Unter diesen Umständen habe ich beschlossen, dass es keinen Sinn macht, mich weiterhin zu sorgen und zu ärgern, und mich abgewendet. Nicht, dass es einen Unterschied gemacht hätte, so oder so.

Daher das aktive Desinteresse. So ist mir beispielsweise völlig entgangen, dass 2019 in der Ukraine ein Schauspieler zum Präsidenten gewählt wurde!


Zur aktuellen Situation:

Ich bin völlig überrascht über das Ausmaß der Aggression Russlands, und wirklich entsetzt. Nie und nimmer hätte ich damit gerechnet, dass das ganze Land angegriffen wird. Ich habe mich geirrt.

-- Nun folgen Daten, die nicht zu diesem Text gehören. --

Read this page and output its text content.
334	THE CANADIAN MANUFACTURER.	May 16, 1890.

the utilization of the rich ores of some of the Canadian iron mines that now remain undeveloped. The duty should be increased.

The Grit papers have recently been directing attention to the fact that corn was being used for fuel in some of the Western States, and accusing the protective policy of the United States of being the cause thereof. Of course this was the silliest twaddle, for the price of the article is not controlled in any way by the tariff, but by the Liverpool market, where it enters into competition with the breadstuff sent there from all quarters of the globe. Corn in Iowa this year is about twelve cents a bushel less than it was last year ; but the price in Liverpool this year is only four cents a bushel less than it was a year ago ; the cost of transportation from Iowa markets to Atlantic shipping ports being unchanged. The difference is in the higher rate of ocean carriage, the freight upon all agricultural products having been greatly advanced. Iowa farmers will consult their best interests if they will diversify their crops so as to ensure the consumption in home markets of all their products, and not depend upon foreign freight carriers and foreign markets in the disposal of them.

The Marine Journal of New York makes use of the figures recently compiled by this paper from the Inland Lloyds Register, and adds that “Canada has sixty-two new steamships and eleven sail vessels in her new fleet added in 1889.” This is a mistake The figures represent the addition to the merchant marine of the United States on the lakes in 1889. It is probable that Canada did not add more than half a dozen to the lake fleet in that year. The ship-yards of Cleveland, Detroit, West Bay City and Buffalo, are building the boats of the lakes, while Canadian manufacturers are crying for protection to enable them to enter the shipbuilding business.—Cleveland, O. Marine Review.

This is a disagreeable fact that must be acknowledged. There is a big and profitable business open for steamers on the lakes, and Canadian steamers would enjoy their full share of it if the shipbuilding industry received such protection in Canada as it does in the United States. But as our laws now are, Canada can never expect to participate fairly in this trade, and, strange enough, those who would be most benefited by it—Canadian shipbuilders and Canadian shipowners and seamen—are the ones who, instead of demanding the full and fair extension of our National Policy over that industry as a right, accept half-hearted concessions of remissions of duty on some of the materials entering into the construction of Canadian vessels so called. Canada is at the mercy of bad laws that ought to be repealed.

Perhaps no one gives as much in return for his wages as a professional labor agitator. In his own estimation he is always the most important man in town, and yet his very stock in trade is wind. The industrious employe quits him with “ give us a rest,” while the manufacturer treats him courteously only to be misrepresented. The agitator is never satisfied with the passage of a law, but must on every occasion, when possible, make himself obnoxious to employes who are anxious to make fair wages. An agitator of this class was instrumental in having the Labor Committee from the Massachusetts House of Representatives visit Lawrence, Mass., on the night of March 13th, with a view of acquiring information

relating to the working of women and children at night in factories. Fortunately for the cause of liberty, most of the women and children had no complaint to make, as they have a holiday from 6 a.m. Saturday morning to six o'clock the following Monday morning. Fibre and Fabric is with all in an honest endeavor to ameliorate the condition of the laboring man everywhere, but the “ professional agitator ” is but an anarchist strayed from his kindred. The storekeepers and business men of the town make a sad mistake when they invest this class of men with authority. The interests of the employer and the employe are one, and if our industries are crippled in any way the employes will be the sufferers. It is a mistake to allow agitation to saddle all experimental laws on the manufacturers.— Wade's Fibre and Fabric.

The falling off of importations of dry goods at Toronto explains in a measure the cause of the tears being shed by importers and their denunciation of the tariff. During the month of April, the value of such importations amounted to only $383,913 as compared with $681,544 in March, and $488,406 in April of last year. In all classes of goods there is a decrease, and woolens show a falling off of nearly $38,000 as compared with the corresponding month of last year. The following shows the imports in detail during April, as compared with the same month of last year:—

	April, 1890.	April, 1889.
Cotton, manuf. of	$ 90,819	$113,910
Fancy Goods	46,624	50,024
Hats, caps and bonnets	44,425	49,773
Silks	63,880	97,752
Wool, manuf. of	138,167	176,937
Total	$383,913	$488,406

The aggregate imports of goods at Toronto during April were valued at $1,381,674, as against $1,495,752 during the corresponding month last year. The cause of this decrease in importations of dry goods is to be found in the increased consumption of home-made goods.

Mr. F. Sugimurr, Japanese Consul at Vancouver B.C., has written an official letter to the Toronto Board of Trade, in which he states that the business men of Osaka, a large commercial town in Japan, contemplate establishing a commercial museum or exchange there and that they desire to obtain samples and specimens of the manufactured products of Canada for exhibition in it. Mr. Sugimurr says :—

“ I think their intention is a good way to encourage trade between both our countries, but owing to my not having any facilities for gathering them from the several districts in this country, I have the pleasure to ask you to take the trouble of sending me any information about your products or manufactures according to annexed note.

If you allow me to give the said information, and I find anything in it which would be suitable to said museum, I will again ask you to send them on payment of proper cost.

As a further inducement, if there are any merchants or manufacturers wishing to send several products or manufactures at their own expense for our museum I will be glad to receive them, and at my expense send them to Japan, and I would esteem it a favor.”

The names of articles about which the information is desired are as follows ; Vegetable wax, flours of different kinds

Fast alle Experten waren sich wenige Stunden vor Beginn des Angriffs noch sicher, dass es höchstens zu "Hilfsaktionen" im Osten (in den von Putin anerkannten unabhängigen Regionen Donezk und Lugansk) kommen würde, aber niemals zu einem allumfassenden Krieg gegen das ganze Land.

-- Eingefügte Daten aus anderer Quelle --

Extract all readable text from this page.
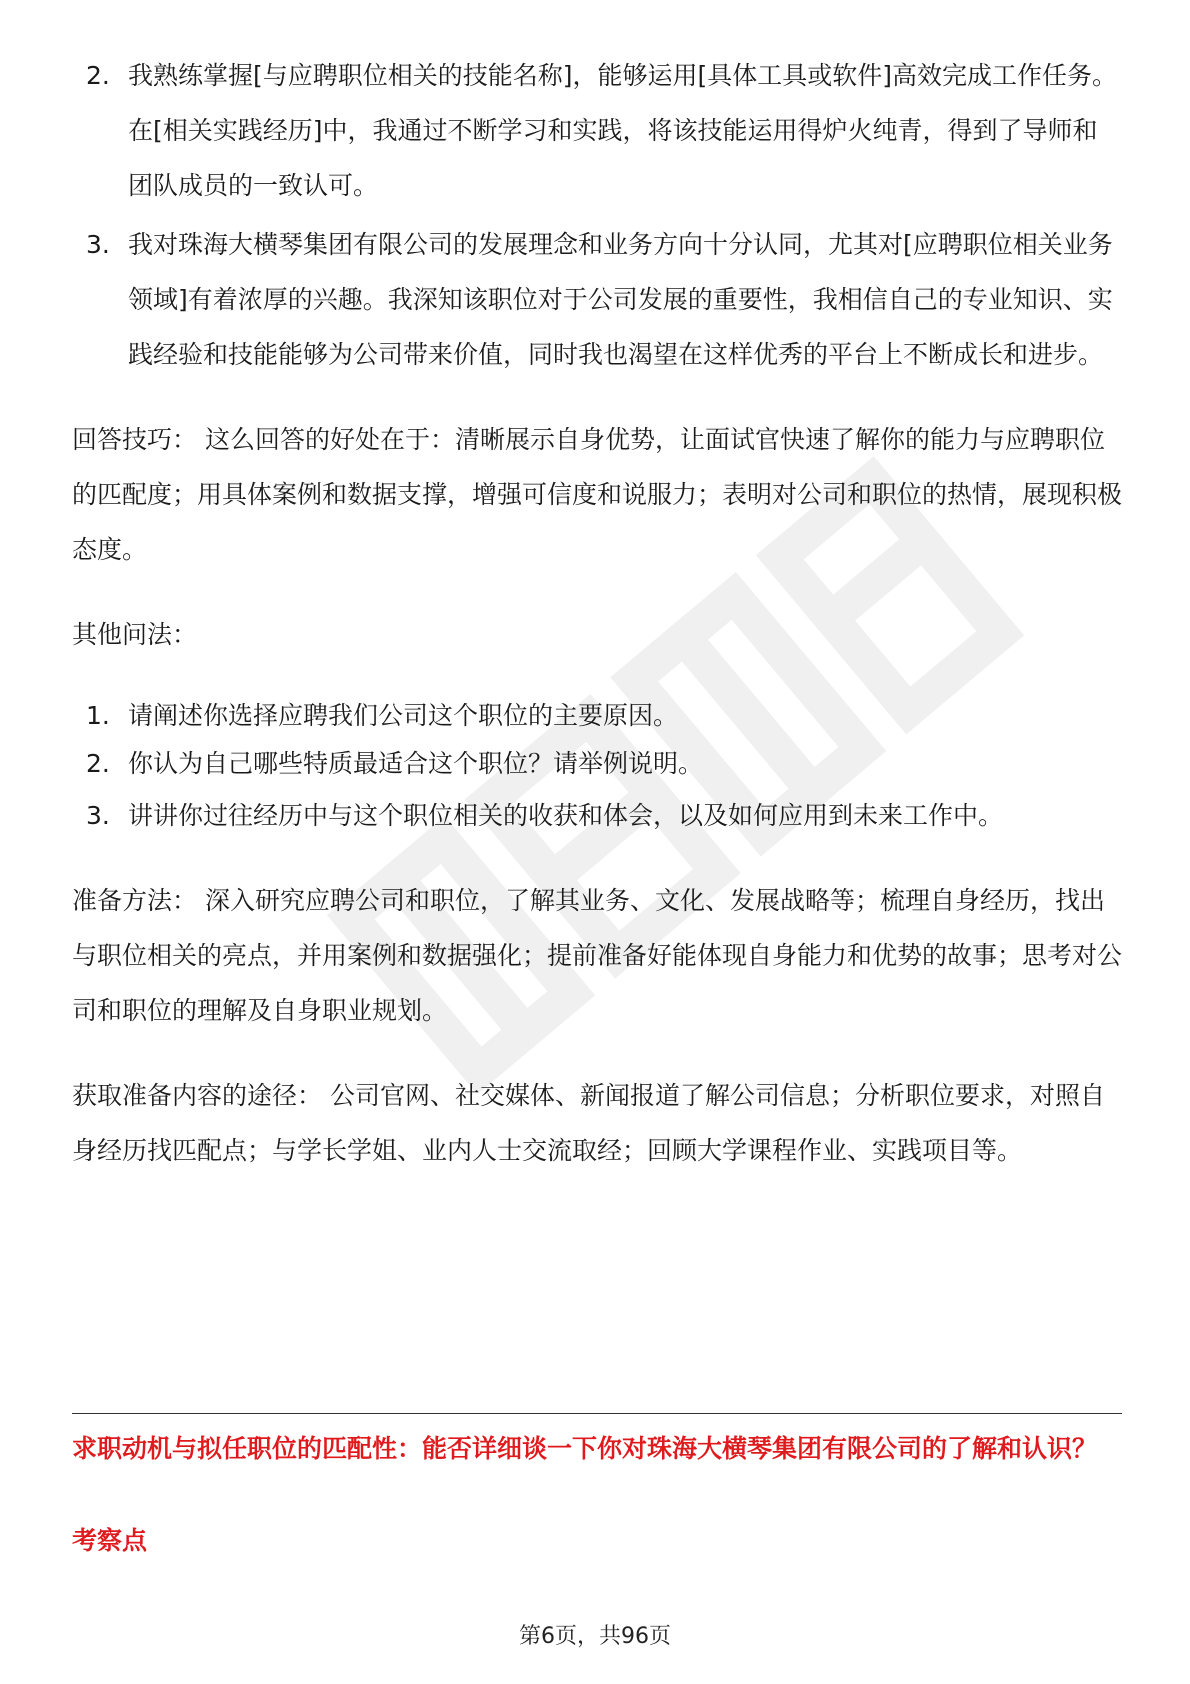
2. 我熟练掌握[与应聘职位相关的技能名称]，能够运用[具体工具或软件]高效完成工作任务。在[相关实践经历]中，我通过不断学习和实践，将该技能运用得炉火纯青，得到了导师和团队成员的一致认可。
3. 我对珠海大横琴集团有限公司的发展理念和业务方向十分认同，尤其对[应聘职位相关业务领域]有着浓厚的兴趣。我深知该职位对于公司发展的重要性，我相信自己的专业知识、实践经验和技能能够为公司带来价值，同时我也渴望在这样优秀的平台上不断成长和进步。

回答技巧： 这么回答的好处在于：清晰展示自身优势，让面试官快速了解你的能力与应聘职位的匹配度；用具体案例和数据支撑，增强可信度和说服力；表明对公司和职位的热情，展现积极态度。

其他问法：

1. 请阐述你选择应聘我们公司这个职位的主要原因。
2. 你认为自己哪些特质最适合这个职位？请举例说明。
3. 讲讲你过往经历中与这个职位相关的收获和体会，以及如何应用到未来工作中。

准备方法： 深入研究应聘公司和职位，了解其业务、文化、发展战略等；梳理自身经历，找出与职位相关的亮点，并用案例和数据强化；提前准备好能体现自身能力和优势的故事；思考对公司和职位的理解及自身职业规划。

获取准备内容的途径： 公司官网、社交媒体、新闻报道了解公司信息；分析职位要求，对照自身经历找匹配点；与学长学姐、业内人士交流取经；回顾大学课程作业、实践项目等。

求职动机与拟任职位的匹配性：能否详细谈一下你对珠海大横琴集团有限公司的了解和认识？
考察点
第6页，共96页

In einer phönix-Runde am Abend des 23. Feber sagte beispielsweise Alexander Rahr, vorgestellt als "einer der führenden Russland-Experten und Putin-Biograf" noch: "Einen großen Krieg mit der Besetzung von Kiew, mit Bombardements kann ich mir nicht vorstellen." Sollte man im Lexikon unter "That did not age well" eintragen.

Zwar hatten die amerikanischen Geheimdienste schon tagelang vor einer Invasion gewarnt, aber die hatten sich in der letzten Zeit auch nicht mit Ruhm bekleckert, wenn man zum Beispiel an den deaströsen Afghanistan - Abzug denkt.


Jetzt stehen alle, die zuvor einen differenzierten Blick auf Putin hatten und einräumten, dass er schon auch nachvollziehbare, berechtigte Sorgen und Bedenken hatte, die man nicht einfach so wegwischen kann, da und fragen sich, ob er den Verstand verloren hat.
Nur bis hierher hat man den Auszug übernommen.